Notebook version: 1.1 (Nov 17, 2017)
Author: Jesús Cid Sueiro (jcid@tsc.uc3m.es)
Jerónimo Arenas García (jarenas@tsc.uc3m.es)
Changes: v.1.0 - First complete version.
v.1.1 - Python 3 version
In [34]:
%matplotlib inline
import numpy as np
import matplotlib.pyplot as plt
from scipy import stats
# use seaborn plotting defaults
import seaborn as sns; sns.set()
from sklearn.cluster import KMeans
from sklearn.datasets.samples_generator import make_blobs, make_circles
from sklearn.utils import shuffle
from sklearn.metrics.pairwise import rbf_kernel
from sklearn.cluster import SpectralClustering
# For the graph representation
import networkx as nx
The first one consists of 4 compact clusters generated from a Gaussian distribution. This is the kind of dataset that are best suited to centroid-based clustering algorithms like $K$-means. If the goal of the clustering algorithm is to minimize the intra-cluster distances and find a representative prototype or centroid for each cluster, $K$-means may be a good option.
In [3]:
N = 300
nc = 4
Xs, ys = make_blobs(n_samples=N, centers=nc,
random_state=6, cluster_std=0.60, shuffle = False)
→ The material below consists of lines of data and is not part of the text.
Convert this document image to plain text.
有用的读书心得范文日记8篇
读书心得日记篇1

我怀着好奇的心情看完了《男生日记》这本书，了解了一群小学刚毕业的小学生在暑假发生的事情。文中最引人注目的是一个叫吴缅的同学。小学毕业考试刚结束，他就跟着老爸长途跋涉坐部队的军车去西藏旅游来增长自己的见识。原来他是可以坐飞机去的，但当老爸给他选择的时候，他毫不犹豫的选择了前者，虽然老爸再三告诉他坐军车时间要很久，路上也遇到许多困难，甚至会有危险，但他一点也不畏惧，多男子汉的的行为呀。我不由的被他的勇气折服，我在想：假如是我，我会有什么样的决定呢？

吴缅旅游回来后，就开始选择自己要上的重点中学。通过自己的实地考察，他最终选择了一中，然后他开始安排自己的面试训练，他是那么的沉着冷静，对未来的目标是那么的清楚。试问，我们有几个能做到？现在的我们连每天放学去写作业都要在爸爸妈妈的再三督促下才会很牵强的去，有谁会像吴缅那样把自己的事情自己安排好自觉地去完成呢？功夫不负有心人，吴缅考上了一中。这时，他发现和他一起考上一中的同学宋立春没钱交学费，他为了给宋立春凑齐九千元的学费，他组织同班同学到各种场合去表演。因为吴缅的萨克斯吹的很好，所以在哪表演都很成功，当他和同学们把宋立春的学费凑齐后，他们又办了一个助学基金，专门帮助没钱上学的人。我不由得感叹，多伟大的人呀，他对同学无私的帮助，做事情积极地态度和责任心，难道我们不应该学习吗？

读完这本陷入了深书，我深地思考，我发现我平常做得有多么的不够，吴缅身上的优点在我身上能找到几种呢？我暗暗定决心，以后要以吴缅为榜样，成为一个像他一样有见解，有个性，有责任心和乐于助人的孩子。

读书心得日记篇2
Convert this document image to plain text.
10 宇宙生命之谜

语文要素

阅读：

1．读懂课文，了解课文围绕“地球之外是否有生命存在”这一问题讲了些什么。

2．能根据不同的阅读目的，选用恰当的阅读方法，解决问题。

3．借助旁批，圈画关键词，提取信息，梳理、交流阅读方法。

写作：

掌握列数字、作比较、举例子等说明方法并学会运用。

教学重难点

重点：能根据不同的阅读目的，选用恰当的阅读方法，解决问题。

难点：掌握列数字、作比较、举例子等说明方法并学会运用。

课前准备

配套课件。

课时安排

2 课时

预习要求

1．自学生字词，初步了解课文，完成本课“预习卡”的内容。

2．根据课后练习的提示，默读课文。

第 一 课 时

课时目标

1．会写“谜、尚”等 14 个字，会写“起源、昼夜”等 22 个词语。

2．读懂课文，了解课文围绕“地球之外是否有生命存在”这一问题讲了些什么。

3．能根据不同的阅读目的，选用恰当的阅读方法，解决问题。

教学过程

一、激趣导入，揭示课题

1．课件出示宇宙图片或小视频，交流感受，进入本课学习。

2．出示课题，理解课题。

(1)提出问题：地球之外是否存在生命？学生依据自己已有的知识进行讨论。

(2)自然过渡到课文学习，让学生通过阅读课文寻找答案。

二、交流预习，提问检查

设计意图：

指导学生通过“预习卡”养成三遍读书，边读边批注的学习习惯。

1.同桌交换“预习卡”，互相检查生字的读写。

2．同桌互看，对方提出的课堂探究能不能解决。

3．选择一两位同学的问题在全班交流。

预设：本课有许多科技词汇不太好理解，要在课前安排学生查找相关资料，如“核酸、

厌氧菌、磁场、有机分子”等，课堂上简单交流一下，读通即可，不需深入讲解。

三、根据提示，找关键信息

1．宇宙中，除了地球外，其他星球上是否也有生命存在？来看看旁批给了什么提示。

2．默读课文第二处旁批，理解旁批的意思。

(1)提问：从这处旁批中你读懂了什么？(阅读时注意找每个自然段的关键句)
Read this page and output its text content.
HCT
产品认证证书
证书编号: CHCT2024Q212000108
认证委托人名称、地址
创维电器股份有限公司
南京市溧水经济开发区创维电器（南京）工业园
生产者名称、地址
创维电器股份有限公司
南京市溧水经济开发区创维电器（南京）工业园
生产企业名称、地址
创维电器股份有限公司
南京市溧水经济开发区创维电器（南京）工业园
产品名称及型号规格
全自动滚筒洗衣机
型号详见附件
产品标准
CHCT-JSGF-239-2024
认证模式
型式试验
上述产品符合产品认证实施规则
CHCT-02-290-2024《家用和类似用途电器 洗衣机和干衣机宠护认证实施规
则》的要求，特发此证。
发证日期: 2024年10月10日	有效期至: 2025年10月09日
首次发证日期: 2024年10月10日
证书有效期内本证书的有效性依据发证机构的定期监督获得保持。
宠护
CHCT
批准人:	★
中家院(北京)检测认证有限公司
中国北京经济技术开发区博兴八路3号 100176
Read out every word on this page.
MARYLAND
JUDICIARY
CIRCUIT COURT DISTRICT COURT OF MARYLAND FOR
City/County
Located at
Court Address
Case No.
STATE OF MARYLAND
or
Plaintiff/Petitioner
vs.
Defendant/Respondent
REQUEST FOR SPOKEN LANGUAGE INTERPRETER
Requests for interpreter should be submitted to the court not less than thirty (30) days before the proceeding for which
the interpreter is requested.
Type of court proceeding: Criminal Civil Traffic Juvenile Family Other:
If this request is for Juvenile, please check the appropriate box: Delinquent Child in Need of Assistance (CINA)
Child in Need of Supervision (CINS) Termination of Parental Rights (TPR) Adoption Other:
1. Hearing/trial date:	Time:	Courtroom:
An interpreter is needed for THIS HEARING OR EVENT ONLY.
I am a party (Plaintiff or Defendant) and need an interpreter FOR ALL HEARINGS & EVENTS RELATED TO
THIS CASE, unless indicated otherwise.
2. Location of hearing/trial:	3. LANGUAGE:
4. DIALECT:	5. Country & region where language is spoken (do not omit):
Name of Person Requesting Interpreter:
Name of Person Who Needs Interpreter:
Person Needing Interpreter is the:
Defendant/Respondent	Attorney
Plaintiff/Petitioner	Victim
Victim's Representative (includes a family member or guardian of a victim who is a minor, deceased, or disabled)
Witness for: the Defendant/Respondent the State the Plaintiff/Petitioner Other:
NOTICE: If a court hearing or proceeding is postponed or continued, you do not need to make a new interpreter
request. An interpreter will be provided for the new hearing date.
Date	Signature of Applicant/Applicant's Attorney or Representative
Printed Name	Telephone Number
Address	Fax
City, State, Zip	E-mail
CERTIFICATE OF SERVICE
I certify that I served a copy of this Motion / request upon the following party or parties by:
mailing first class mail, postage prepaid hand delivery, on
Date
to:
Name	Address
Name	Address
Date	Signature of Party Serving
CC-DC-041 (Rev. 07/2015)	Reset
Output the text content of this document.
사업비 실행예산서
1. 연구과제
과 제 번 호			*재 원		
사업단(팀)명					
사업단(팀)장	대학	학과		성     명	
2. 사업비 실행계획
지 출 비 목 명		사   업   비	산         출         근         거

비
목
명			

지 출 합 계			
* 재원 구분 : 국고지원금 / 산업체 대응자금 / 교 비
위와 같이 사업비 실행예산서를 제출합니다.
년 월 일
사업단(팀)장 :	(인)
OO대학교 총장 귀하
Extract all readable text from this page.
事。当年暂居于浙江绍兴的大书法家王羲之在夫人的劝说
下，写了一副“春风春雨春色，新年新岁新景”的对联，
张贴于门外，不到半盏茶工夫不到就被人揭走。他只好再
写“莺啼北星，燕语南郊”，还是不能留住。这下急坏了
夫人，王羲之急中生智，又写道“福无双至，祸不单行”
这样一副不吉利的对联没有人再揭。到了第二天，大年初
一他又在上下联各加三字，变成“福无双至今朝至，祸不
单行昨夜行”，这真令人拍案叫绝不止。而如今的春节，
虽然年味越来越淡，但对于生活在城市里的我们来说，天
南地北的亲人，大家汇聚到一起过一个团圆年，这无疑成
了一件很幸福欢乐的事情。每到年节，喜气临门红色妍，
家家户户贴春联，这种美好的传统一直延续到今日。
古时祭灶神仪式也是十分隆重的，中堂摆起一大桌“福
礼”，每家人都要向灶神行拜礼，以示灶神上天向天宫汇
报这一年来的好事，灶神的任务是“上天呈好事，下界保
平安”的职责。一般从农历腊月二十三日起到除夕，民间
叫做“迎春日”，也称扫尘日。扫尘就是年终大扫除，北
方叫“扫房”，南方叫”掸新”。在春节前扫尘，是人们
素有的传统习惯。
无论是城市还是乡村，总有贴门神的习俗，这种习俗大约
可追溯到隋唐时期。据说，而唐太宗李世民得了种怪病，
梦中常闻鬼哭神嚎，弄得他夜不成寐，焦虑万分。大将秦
X, y = shuffle(Xs, ys, random_state=0)
plt.scatter(X[:, 0], X[:, 1], s=30);
plt.axis('equal')
plt.show()
Note that we have computed two data matrices:
Note that both matrices contain the same data (rows) but in different order. The sorted matrix will be useful later for illustration purposes, but keep in mind that, in a real clustering application, vector ${\bf y}$ is unknown (learning is not supervised), and only a data matrix with an arbitrary ordering (like ${\bf X}$) will be available.
The second dataset contains two concentric rings. One could expect from a clustering algorithm to identify two different clusters, one per each ring of points. If this is the case, $K$-means or any other algorithm focused on minimizing distances to some cluster centroids is not a good choice.
In [6]:
X2s, y2s = make_circles(n_samples=N, factor=.5, noise=.05, shuffle=False)
X2, y2 = shuffle(X2s, y2s, random_state=0)
plt.scatter(X2[:, 0], X2[:, 1], s=30)
plt.axis('equal')
plt.show()
Note, again, that we have computed both the sorted (${\bf X}_{2s}$) and the shuffled (${\bf X}_2$) versions of the dataset in the code above.
In [8]:
# <SOL>
est = KMeans(n_clusters=4)
clusters = est.fit_predict(X)
plt.scatter(X[:, 0], X[:, 1], c=clusters, s=30, cmap='rainbow')
plt.axis('equal')
clusters = est.fit_predict(X2)
plt.figure()
plt.scatter(X2[:, 0], X2[:, 1], c=clusters, s=30, cmap='rainbow')
plt.axis('equal')
plt.show()
# </SOL>
Spectral clustering algorithms are focused on connectivity: clusters are determined by maximizing some measure of intra-cluster connectivity and maximizing some form of inter-cluster connectivity.
To implement a spectral clustering algorithm we must specify a similarity measure between data points. In this session, we will use the rbf kernel, that computes the similarity between ${\bf x}$ and ${\bf y}$ as:
$$\kappa({\bf x},{\bf y}) = \exp(-\gamma \|{\bf x}-{\bf y}\|^2)$$Other similarity functions can be used, like the kernel functions implemented in Scikit-learn (see the metrics module).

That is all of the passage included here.